Il y a six ans, le nombre de bars à cocktails explosait. Entretemps, mixologues et barmans libanais ont affiné leur savoir-faire et leur créativité.
Old fashioned ou fancy, court ou long, servi dans de longues coupes ou dans un tumbler, le cocktail est une source de création incessante. Répandu à la fin du 18e siècle en Angleterre et aux Etats-Unis, il était, jusqu’aux années 70, surtout élaboré à base de gin, de whisky et de rhum. A partir des années 90, la vodka devient omniprésente. Au Liban, c’est le restaurant latino-américain Pacifico, ouvert en 1997 rue Monot par les entrepreneurs Camille Chawan et Michel Saidah, qui importe le premier la tendance. «A l’époque, c’était composé de tequila et de cachaça, puis ce fut le rhum et la vodka, maintenant c’est le gin tonic», se souvient Michel Saidah. Mais c’est surtout ces six dernières années que les barmans de la capitale se sont laissés séduire par la mixologie. Parmi la foule de bars à cocktails ouverts, des enseignes se démarquent, à l’instar de Centrale Station et Trainstation. Le bar à cocktails est même devenu un concept mobile. La compagnie Cïn cïn est la première à s’être lancée dans ce business largement tourné vers l’événementiel. La formule a fait boule de neige et d’autres s’y sont mis. Aujourd’hui, il est rare de trouver une soirée de mariage sans bar à cocktails sur la piste de danse. Le nombre de restaurants et de bars ayant investi dans un mixologue en dit long sur l’ampleur de cet engouement.
Spécificités
Chaque enseigne affiche sa spécificité. A Hamra, Salon Beyrouth se spécialise ainsi dans les cocktails un peu «oubliés», à base de whisky comme le Sazerac – comprenant du whisky, du cognac, du sucre et des aromatiques Peychaud –, le Old Fashioned ou encore le Vieux carré – fin alliage de bourbon, brandy et vermouth rouge relevé d’un trait de bénédictine. «Nous proposons des cocktails classiques qui ont parfois plus de 100 ans d’âge», explique la propriétaire, Raya Kazoun. La clé d’un mélange réussi? «Principalement le barman», assure-t-elle. «Bien sûr, les ingrédients doivent être de très bonne qualité et le cocktail doit être préparé de façon à ce que le mélange de liqueur et de bitters soient en harmonie». A Salon Beyrouth, le prix des cocktails oscille entre 10 et 15 dollars. «Notre clientèle féminine préfère généralement les cocktails floraux et aromatiques, les plus jeunes vont vers les fruités à base d’alcool blanc et les bières. Notre clientèle plus âgée aime savourer les single malt ainsi que des cocktails à base de champagne et les martinis», poursuit Raya Kazoun. De l’autre côté de la ville, à Gemmayzé, le Dragonfly, ouvert en 2004, fut longtemps un repère pour les amateurs de cocktails. L’endroit a récemment fermé et cédé la place à de nouveaux locataires. Le propriétaire, Nino Aramouni, entend maintenir la recette qui a fait le succès de ce bar très prisé par les expatriés anglo-saxons.

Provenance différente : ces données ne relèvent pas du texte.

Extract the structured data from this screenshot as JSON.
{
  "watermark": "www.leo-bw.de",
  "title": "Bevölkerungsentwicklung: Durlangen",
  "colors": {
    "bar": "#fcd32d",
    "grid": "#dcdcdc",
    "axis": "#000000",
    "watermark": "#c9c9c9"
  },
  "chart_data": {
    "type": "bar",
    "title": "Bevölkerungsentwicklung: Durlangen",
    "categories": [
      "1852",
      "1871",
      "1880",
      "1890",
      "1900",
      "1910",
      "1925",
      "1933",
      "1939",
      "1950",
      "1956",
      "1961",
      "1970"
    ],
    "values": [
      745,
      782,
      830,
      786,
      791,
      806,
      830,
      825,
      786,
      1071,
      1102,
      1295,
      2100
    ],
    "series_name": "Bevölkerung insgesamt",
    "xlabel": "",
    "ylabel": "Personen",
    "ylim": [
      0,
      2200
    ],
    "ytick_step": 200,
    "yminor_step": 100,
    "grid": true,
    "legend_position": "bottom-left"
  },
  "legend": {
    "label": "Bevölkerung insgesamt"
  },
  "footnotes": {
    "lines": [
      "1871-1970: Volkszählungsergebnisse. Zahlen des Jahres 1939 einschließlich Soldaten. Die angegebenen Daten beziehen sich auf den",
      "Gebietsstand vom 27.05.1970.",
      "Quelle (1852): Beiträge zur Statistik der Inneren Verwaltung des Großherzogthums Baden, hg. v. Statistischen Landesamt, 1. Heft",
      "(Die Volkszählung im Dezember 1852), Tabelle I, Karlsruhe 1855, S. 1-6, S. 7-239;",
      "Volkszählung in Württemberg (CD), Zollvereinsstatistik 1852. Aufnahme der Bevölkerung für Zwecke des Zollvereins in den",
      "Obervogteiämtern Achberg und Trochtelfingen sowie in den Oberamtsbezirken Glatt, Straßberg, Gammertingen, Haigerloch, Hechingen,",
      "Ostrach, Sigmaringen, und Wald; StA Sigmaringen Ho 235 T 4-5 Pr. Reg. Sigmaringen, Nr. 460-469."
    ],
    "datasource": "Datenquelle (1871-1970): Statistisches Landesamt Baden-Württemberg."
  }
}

Dans un autre registre, le Tex-Mex Joe Peña’s, ouvert en 2009 à Gemmayzé puis délocalisé à Mar Mikhael, est réputé pour sa Margarita et son Gin Basil smash. Là encore, la fraîcheur des aliments est de mise. «On presse les citrons tous les jours, sinon ils perdraient de leur saveur», affirme Rami Massar. Derrière le comptoir, le barman compose ses breuvages selon la technique Schuman, le fameux patron de bar berlinois. Les tarifs varient eux entre 11 et 16 dollars la boisson. Toujours à Mar Mikhael, The Bohemian est connu pour son Gin Basil et son Moscow mule – le célèbre cocktail de vodka à la bière de gingembre, servi avec une lamelle de citron dans un mug de cuivre. Ici, il faut compter entre 20 et 25 dollars le cocktail. Barmans et mixologues libanais s’inspirent aussi largement de la culture locale. Trainstation propose ainsi une déclinaison de cocktails à base d’arak. «Certains endroits se sont focalisés sur des cocktails qui attirent les Libanais en y injectant des ingrédients d’ici, comme l’arak où la tomate, un fruit particulièrement savoureux au Liban», explique Adham Beainy, du Syndicat des propriétaires de restaurants, cafés et nightclubs. «Et quand ils font des cocktails internationaux, il sont parmi les meilleurs». Et de conclure: « Ils sont extrêmement créatifs, il y a beaucoup de très bons mixologues et barmans dans le pays. Compte tenu du potentiel, c’est une tendance qui n’est pas près de s’arrêter».